The Department of Health and Human Services (HHS) announced a new 2017 policy that will allow physician assistants (PAs) and nurse practitioners (NPs) to prescribe buprenorphine. Previously, only physicians were authorized to prescribe the medication.
Many believe the decision makes sense because these practitioners are already permitted to prescribe a limited list of medications in everyday practice, such as antibiotics, for example, and buprenorphine will be a critical addition to the armamentarium. Also, advocates point out that more buprenorphine prescribers are needed to meet the demand for addiction treatment services.
“Many NPs currently work in practice settings where they care for patients with addiction, however prior to this new authorization, they were not able to fully manage this patient population,” says Anne Norman, DNP, APRN, FNP-C, FAANP, vice president of education for the American Association of Nurse Practitioners.
Norman says according to the association’s latest numbers, there are 222,000 practicing NPs in the United States who deliver direct care to patients with chronic conditions, including substance use disorders. The NP community has an interest in expanding its scope under the new policy.
In all cases, the medical professionals must complete training—eight hours of education for physicians and 24 hours for PAs and NPs—and apply for a federal waiver. According to HHS, training will be available either at no cost through a SAMHSA-funded program or through training programs through various professional societies.
Physicians may treat up to 275 patients. NPs and PAs, however, are only authorized to prescribe buprenorphine for a maximum of 30 patients.
“HHS has communicated their intent to initiate rulemaking that would allow NPs and PAs who have prescribed for the maximum number of 30 patients for one year to apply for a waiver to prescribe buprenorphine for up to 100 patients,” Norman says. “We believe there will be a percentage of NPs that will pursue this process.”

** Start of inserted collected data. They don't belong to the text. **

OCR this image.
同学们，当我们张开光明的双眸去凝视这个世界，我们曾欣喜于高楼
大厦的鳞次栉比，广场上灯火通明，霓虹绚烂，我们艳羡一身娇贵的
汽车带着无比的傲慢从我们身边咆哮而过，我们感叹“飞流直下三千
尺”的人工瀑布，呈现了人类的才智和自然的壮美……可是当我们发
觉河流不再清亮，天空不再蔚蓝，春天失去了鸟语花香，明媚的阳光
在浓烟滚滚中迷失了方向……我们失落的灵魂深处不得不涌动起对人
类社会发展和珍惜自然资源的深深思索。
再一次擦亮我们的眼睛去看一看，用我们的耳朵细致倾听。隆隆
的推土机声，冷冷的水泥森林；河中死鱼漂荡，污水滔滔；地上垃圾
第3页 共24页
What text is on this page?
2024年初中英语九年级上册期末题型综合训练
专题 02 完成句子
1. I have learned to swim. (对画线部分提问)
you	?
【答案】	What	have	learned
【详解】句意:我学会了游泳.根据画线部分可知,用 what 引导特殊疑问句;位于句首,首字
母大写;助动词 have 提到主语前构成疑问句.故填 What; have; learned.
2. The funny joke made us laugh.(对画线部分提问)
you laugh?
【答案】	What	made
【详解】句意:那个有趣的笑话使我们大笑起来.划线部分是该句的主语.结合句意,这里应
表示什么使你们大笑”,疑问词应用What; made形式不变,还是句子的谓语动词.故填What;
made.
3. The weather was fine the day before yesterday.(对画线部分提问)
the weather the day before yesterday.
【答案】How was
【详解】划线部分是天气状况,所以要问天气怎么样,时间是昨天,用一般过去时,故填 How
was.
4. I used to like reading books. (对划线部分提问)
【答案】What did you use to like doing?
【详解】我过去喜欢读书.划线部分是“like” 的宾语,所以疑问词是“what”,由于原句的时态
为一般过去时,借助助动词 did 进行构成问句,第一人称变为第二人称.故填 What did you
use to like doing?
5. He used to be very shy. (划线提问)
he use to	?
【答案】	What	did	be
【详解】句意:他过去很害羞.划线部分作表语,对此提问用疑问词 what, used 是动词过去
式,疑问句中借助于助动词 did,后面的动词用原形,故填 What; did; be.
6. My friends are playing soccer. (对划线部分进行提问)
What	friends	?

This is the second move by HHS to help increase use of medication-assisted treatment. In July, new rules expanded the maximum number of patients that prescribing physicians may treat with buprenorphine from 100 to 275. As of early November, an overall total of 32,421 physicians are waivered to prescribe buprenorphine, and according to the department, 2,477 have been granted a waiver at the 275-patient limit.
Even so, industry leaders caution that buprenorphine must always be part of a treatment plan that includes counseling and recovery support.